I found another problem with tree-based components: even with the code shown before, tree cells were rendered in black and white. Again, inspecting the sources, it was easy to find the cause: NetBeans’ trees usually have a special cell renderer which does many things, such as supporting HTML rendering (so you can use multiple text styles); the cell renderer also chooses a color scheme that contrasts well between the foreground and the background. This is a clever idea in most cases, but not when you want to fine-tune your colors.
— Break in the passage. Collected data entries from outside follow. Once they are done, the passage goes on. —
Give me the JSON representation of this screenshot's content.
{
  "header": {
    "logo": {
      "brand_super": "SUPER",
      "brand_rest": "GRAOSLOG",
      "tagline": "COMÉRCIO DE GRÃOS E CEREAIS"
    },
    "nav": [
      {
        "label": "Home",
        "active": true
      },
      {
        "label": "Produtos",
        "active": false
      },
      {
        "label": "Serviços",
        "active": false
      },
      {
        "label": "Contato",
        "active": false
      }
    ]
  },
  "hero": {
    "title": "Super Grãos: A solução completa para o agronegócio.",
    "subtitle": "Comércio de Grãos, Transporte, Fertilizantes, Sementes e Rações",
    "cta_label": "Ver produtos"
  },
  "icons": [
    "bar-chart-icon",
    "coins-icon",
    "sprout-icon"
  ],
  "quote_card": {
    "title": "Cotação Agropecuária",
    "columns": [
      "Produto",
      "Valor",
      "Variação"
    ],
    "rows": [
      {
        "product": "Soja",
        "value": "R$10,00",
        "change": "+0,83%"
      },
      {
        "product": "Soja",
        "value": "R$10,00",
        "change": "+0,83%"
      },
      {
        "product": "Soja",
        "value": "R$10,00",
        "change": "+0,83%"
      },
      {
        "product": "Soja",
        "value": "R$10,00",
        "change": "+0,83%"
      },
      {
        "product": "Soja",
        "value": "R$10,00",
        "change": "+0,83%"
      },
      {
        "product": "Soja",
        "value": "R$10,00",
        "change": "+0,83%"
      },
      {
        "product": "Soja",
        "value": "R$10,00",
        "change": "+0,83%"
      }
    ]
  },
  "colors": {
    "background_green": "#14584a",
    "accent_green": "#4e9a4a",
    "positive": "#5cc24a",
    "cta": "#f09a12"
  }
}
The workaround was implemented by the few lines shown in Listing 8. Here’s how you install the patched renderer:

PatchedNodeRenderer nodeRenderer = new PatchedNodeRenderer(tree.getCellRenderer());
tree.setCellRenderer(nodeRenderer);

Listing 8. A patched cell renderer for controlling colors in JTree’s.

class PatchedNodeRenderer extends DefaultTreeCellRenderer {

private TreeCellRenderer peer;

public PatchedNodeRenderer (final TreeCellRenderer peer) {
this.peer = peer;
}

@Override
public Component getTreeCellRendererComponent (final JTree jTree,
final Object object, final boolean selected, final boolean expanded,
final boolean leaf, final int row, final boolean hasFocus)
{

final Component component = peer.getTreeCellRendererComponent(
jTree, object, selected, expanded, leaf, row, hasFocus);
component.setBackground(
selected ? getBackgroundSelectionColor() : getBackgroundNonSelectionColor());
component.setForeground(
selected ? getTextSelectionColor() : getTextNonSelectionColor());
return component;
}

}

 

Regarding the look and feel, Mac OS X raised some particular issues. Mac users, who are really picky about aesthetics, noticed some time ago that even the Java implementation created by Apple does not accurately reproduce the operating system look and feel. This prompted the creation of a third-party product, named Quaqua, which fixes all the problems and implements a pixel-accurate Aqua GUI. (Actually the problems go beyond pixel accuracy: for instance the Java JFileChooser under Apple’s Mac OS LAF is terrible in comparison to the native one.) As Quaqua is a regular look and feel handled by the UIManager class, its integration in blueMarine was not a problem, with the exception of a few Quaqua issues that were quickly fixed by the project’s developer.